I am struggling to understand the red inequality $\color{red}{\leq}$.
how one could just change $k$ to $2$, and then change the sum previously going from $2$ to n, to a sum going from $0$ to $n$. Now it might very well be that there are some summation rules that I have forgotten about, thanks for the help.

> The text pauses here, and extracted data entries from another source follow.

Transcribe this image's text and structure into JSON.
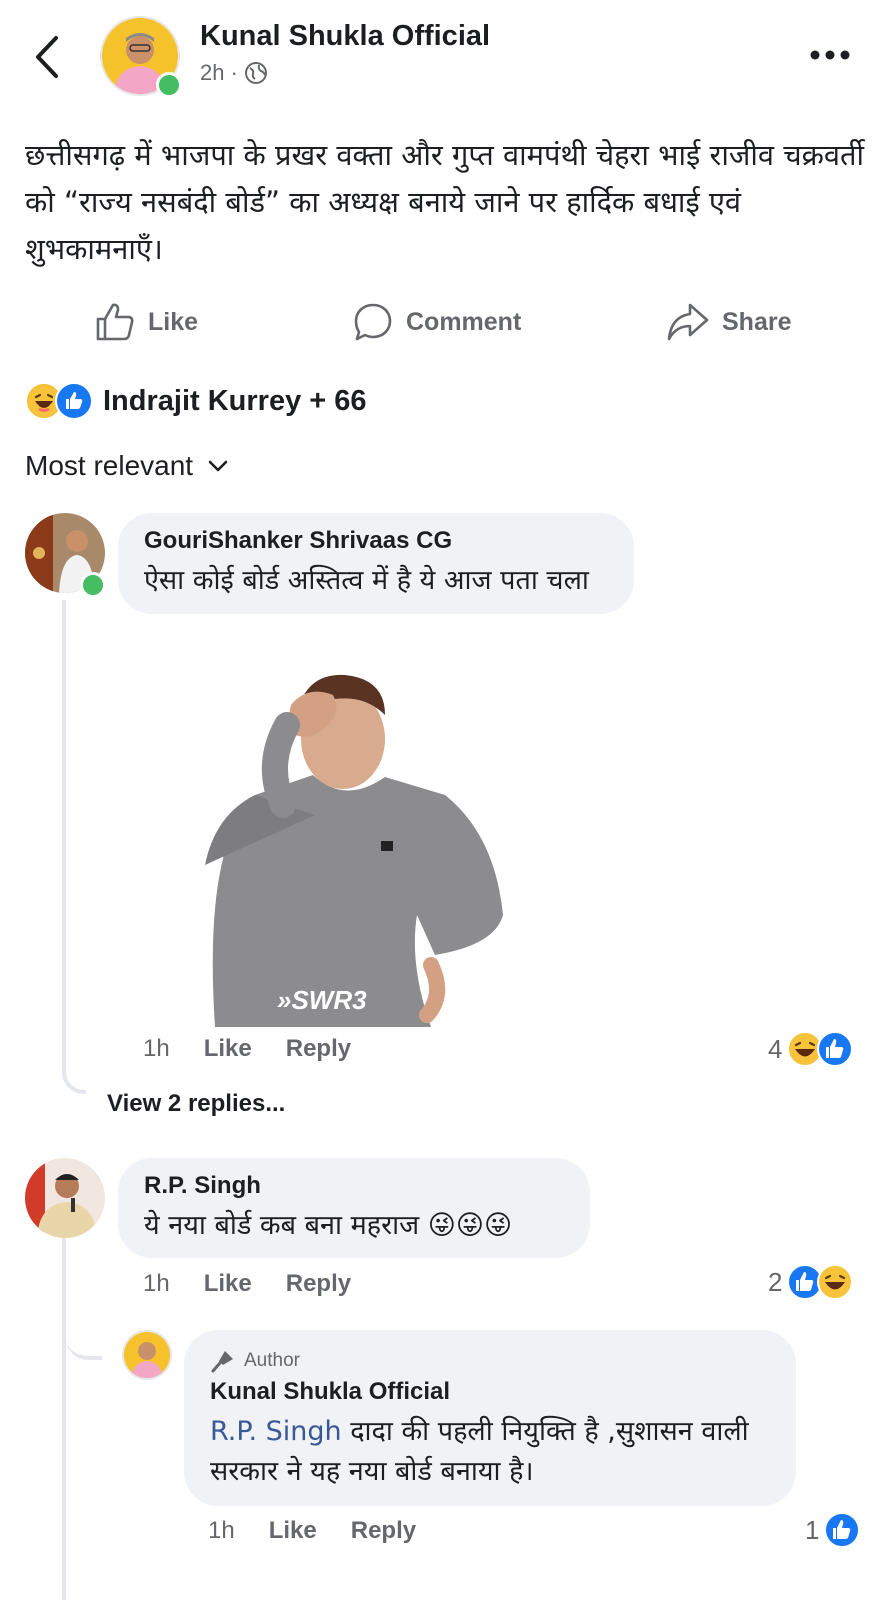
{
  "header": {
    "page_name": "Kunal Shukla Official",
    "time": "2h",
    "separator": "·"
  },
  "post": {
    "text": "छत्तीसगढ़ में भाजपा के प्रखर वक्ता और गुप्त वामपंथी चेहरा भाई राजीव चक्रवर्ती को “राज्य नसबंदी बोर्ड” का अध्यक्ष बनाये जाने पर हार्दिक बधाई एवं शुभकामनाएँ।"
  },
  "actions": {
    "like": "Like",
    "comment": "Comment",
    "share": "Share"
  },
  "reactions": {
    "summary": "Indrajit Kurrey + 66"
  },
  "sort": {
    "label": "Most relevant"
  },
  "comments": [
    {
      "author": "GouriShanker Shrivaas CG",
      "text": "ऐसा कोई बोर्ड अस्तित्व में है ये आज पता चला",
      "gif_caption": "»SWR3",
      "time": "1h",
      "like": "Like",
      "reply": "Reply",
      "reaction_count": "4",
      "view_replies": "View 2 replies..."
    },
    {
      "author": "R.P. Singh",
      "text": "ये नया बोर्ड कब बना महराज 😜😜😜",
      "time": "1h",
      "like": "Like",
      "reply": "Reply",
      "reaction_count": "2"
    }
  ],
  "reply": {
    "badge": "Author",
    "author": "Kunal Shukla Official",
    "mention": "R.P. Singh",
    "text": " दादा की पहली नियुक्ति है ,सुशासन वाली सरकार ने यह नया बोर्ड बनाया है।",
    "time": "1h",
    "like": "Like",
    "reply": "Reply",
    "reaction_count": "1"
  },
  "colors": {
    "like_blue": "#1877f2",
    "online_green": "#45bd62",
    "mention_blue": "#385898",
    "bubble_gray": "#f0f2f5"
  }
}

Therefore, if $|h|\leq H$ we have \begin{align*}|(x+h)^n-x^n-nx^{n-1}h| =& \left|\sum_{k=2}^n\binom{n}{k}x^{n-k}h^k\right|\\ \leq &\sum_{k=2}^n\binom{n}{k}|x|^{n-k}\frac{|h|^k}{H^k}H^k \\ \color{red}{\leq}&\frac{|h|^2}{H^2}\sum_{k=0}^n\binom{n}{k}|x|^{n-k}H^k\\=&\frac{|h|^2}{H^2}\big(|x|+H\big)^n\end{align*}
Since $|h|\leq H$ we have $\frac{|h|}{H}\leq 1$ and thus $$\frac{|h|^k}{H^k}\leq \frac{|h|^2}{H^2}$$ for every $k\geq 2$. Moreover adding two nonnegative terms (since $0\leq H$) in the sum will also make it larger so that
$$\sum_{k=2}^n\binom{n}{k}|x|^{n-k}\frac{|h|^k}{H^k}H^k \leq \sum_{k=2}^n\binom{n}{k}|x|^{n-k}\frac{|h|^2}{H^2}H^k=\frac{|h|^2}{H^2}\sum_{k=2}^n\binom{n}{k}|x|^{n-k}H^k\\ \leq \frac{|h|^2}{H^2}\left(\sum_{k=2}^n\binom{n}{k}|x|^{n-k}H^k +\binom{n}{1}|x|^{n-1}H^1+\binom{n}{0}|x|^{n-0}H^0\right) = \frac{|h|^2}{H^2}\sum_{k=0}^n\binom{n}{k}|x|^{n-k}H^k$$